What is the rate determining step in eicosanoid synthesis? What follows it? What inhibits this step?
The cyclooxygenase step. It incorporates 2 oxygens into AA that causes cyclization of AA and formation of a peroxide. This is followed by a peroxidase reaction at COX’s other site that uses glutathione to reduce the peroxide to a hydroxy group. NSAIDs inhibit the rate determining step.
What part of COX-1 and COX-2 is exploited by drug companies?
The active site. COX-1 has and Isoleucine where COX-2 has a Valine. COX-2 can accommodate bulkier drugs and thats how it gets exploited. Smaller structures tend to be more specific for COX-1.
Where is the COX enzyme located?
Buried in the lipid bilayer. This is good because this is where the arachidonic acid is also located.
What type of drugs are NSAIDs? How do they work?
Hydrophobic. This is so they can bind to the same active site that arachidonic acid does. Aspirin covalently binds to a Ser in the active site and irreversibly inhibits COX. Other COX inhibitors bind slowly and tightly to the active site and inhibit COX by drug-induced conformational change that is irreversible.
What things are produced by COX-1?
It is constitutively expressed in most cells. It produces TXA2 in platelets and PGE2 & PGI2 (stimulate mucin production)
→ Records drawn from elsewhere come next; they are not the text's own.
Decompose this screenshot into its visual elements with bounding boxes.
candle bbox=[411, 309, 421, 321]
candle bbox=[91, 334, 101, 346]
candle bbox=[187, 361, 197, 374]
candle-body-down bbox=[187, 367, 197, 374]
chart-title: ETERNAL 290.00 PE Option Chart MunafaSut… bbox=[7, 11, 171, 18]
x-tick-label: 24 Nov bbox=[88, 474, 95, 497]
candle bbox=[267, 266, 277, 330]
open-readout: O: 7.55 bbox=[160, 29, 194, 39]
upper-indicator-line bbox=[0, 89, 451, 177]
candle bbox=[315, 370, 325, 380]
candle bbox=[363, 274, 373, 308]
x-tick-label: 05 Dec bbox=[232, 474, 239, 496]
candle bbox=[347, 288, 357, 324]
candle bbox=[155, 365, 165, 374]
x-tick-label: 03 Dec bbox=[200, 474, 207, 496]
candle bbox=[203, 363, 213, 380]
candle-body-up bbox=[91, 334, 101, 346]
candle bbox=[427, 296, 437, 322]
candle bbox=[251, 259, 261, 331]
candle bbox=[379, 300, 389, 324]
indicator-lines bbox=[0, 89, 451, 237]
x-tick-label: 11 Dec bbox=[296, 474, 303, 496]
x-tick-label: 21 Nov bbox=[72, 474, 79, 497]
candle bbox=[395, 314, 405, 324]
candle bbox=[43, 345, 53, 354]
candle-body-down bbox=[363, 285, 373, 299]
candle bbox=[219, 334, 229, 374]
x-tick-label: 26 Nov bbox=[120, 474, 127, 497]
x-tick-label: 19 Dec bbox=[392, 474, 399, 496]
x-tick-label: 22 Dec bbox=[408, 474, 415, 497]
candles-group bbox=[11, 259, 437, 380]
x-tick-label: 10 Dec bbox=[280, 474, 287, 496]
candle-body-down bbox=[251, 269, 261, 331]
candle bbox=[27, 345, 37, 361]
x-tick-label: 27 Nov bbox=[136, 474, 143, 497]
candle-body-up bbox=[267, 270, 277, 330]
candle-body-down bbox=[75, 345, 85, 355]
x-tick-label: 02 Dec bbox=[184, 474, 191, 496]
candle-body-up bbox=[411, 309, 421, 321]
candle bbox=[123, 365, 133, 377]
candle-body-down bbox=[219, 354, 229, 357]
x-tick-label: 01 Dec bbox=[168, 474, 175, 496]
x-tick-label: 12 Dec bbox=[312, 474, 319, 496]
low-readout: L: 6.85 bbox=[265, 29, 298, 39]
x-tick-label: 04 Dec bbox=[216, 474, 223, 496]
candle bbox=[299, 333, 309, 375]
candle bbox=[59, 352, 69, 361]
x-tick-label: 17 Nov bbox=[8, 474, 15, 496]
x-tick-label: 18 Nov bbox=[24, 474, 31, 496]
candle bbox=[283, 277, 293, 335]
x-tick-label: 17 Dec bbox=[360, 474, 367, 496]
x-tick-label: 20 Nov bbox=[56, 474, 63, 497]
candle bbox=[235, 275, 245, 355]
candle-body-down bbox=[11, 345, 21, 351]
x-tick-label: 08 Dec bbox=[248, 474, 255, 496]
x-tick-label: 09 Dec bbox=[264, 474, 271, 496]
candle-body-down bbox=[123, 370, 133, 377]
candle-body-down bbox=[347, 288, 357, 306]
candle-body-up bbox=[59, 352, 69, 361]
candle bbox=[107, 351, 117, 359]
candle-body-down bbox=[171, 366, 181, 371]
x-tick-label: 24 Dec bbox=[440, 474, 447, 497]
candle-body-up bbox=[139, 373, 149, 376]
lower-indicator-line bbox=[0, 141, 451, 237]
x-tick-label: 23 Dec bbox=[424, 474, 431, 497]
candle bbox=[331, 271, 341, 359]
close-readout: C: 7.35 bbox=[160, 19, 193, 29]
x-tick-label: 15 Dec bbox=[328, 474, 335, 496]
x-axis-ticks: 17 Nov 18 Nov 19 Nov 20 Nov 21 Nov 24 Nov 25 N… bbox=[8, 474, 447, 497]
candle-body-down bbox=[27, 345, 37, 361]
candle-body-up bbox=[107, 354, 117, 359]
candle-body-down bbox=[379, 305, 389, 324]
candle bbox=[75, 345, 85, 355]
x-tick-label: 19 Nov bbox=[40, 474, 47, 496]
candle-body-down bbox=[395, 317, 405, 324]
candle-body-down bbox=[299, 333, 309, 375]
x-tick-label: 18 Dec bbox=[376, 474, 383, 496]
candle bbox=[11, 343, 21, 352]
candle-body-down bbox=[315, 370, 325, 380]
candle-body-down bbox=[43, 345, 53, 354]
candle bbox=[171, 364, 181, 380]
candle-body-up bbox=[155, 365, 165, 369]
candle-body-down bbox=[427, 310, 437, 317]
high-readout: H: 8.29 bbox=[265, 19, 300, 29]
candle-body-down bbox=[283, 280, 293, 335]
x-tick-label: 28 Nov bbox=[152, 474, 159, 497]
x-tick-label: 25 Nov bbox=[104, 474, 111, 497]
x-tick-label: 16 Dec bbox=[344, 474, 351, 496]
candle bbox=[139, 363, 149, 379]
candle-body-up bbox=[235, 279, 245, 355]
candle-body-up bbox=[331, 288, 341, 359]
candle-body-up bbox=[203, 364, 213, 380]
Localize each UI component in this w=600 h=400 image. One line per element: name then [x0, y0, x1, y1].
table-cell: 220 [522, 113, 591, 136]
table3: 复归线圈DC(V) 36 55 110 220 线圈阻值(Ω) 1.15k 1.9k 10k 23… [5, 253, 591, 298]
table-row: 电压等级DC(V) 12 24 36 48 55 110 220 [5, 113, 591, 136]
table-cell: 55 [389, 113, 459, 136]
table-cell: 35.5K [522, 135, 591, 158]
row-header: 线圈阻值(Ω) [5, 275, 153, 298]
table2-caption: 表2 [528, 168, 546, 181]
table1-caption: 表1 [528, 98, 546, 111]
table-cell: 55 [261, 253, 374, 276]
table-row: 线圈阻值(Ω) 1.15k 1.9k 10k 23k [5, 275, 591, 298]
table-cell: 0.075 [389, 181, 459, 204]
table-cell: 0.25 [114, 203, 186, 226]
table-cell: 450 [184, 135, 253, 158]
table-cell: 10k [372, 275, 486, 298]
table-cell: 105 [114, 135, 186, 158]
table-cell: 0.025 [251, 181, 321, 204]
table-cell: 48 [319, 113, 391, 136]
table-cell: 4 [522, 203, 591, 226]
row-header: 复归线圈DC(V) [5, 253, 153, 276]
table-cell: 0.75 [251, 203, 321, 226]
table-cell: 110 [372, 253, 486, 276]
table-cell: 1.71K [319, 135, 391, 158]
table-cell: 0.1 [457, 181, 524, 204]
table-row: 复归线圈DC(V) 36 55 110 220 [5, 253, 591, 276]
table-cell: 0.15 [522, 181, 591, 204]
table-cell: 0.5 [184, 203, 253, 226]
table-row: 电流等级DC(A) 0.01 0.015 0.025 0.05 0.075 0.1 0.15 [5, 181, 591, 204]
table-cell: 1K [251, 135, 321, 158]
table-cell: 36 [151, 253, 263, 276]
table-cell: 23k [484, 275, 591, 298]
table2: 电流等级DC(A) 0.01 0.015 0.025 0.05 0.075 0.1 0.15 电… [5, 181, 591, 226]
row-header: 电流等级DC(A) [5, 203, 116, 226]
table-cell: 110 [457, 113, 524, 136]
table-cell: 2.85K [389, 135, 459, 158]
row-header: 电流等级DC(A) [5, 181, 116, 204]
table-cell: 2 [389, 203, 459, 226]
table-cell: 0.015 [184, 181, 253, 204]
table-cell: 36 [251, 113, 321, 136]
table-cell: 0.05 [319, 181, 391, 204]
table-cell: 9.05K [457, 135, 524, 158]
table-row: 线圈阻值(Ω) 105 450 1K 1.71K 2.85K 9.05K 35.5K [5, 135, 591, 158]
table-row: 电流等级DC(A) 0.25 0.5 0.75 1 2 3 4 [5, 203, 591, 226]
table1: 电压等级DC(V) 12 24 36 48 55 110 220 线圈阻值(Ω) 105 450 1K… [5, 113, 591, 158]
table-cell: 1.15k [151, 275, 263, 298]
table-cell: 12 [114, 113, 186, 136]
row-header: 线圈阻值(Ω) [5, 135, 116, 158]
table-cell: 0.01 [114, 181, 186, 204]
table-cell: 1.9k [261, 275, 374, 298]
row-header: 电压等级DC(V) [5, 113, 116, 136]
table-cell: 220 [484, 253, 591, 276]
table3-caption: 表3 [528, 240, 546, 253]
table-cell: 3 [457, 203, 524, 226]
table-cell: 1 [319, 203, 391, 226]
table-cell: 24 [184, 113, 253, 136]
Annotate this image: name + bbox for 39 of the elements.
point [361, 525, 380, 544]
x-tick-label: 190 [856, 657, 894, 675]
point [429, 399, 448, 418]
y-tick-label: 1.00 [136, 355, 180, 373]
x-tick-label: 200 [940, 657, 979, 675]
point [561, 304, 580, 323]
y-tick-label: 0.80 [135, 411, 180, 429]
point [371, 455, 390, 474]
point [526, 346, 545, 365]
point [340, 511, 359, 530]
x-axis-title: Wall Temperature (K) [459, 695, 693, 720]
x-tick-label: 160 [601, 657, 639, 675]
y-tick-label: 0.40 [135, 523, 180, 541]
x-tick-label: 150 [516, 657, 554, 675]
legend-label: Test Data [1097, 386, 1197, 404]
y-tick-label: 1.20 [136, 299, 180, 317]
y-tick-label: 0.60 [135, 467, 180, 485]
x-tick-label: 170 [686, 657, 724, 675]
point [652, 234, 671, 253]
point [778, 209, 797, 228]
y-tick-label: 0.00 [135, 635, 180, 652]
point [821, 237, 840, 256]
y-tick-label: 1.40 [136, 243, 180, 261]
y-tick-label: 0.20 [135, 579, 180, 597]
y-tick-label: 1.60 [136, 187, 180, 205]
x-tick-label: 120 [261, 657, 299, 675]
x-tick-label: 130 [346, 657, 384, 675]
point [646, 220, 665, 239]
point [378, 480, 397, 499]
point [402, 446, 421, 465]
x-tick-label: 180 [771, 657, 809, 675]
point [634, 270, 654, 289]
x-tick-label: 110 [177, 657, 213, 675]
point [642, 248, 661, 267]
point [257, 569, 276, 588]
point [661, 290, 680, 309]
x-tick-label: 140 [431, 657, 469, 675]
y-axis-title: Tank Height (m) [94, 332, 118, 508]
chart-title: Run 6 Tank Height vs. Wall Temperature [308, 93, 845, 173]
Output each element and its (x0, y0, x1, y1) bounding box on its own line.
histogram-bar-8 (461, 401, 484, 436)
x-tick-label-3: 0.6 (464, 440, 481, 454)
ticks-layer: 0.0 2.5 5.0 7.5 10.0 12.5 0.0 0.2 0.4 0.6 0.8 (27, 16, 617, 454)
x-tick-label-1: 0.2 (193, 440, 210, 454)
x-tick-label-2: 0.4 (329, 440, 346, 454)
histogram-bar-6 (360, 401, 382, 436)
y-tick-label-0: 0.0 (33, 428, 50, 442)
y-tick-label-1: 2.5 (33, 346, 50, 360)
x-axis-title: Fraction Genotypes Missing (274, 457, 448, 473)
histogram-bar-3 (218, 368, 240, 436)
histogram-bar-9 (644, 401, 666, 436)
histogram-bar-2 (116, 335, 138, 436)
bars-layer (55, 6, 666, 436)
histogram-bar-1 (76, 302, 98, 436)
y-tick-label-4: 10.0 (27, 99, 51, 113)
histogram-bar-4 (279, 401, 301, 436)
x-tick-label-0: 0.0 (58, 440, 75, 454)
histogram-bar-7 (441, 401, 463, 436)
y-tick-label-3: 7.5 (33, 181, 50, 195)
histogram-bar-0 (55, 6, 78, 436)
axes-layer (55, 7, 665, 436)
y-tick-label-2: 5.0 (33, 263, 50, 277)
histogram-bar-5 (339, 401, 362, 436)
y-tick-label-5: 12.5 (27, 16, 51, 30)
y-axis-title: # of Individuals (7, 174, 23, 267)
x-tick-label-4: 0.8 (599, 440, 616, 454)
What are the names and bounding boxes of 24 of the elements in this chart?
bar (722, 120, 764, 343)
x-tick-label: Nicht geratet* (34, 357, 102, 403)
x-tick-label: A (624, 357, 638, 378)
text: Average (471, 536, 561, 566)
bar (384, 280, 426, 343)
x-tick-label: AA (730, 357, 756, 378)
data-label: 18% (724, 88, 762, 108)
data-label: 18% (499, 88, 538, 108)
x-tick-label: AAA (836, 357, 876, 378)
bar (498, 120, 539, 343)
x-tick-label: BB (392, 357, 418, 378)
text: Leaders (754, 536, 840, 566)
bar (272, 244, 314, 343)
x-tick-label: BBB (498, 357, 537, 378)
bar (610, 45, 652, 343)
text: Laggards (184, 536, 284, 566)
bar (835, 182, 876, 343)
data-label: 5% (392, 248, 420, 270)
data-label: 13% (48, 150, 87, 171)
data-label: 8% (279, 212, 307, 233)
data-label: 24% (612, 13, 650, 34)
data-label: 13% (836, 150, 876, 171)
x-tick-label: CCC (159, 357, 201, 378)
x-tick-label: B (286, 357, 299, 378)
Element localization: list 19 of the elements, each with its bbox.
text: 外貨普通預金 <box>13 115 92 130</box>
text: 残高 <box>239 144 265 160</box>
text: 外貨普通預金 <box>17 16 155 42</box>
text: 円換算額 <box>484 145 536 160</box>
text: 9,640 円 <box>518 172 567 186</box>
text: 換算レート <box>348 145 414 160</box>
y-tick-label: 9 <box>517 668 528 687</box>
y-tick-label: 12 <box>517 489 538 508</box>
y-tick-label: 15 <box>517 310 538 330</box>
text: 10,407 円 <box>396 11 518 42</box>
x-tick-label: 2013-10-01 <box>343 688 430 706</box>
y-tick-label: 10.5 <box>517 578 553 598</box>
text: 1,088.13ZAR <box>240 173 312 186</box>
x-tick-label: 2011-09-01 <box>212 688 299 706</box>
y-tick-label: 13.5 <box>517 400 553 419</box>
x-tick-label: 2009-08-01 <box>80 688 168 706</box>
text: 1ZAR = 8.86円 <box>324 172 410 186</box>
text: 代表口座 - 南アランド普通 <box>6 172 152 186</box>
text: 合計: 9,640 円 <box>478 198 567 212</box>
What things are produced by COX-2?
It is induced in macrophages that were activated by cytokines. It produces PGE2 & PGI2 (modulate inflammation, pain, fever). Note that channeling these eicosanoids into angiogenic factors is implicated in colorectal cancer.
Why is the activity of eicosanoids so variable around the body?
There are different densities of receptors in different areas of the body and some receptors have opposing effects for binding of the same eicosanoid.
Why do we use low-dose aspirin to prevent myocardial infarction?
Platelets have COX-1 activity that produces TxA2, which promotes platelet aggregation. Aspirin irreversibly inhibits COX-1 in platelets, which are anucleate and cannot produce more COX-1, so the effects last 7-10 days. Additionally, you do low dose so you selectively inhibit platelet COX-1 while leaving enterocyte COX-1 alone.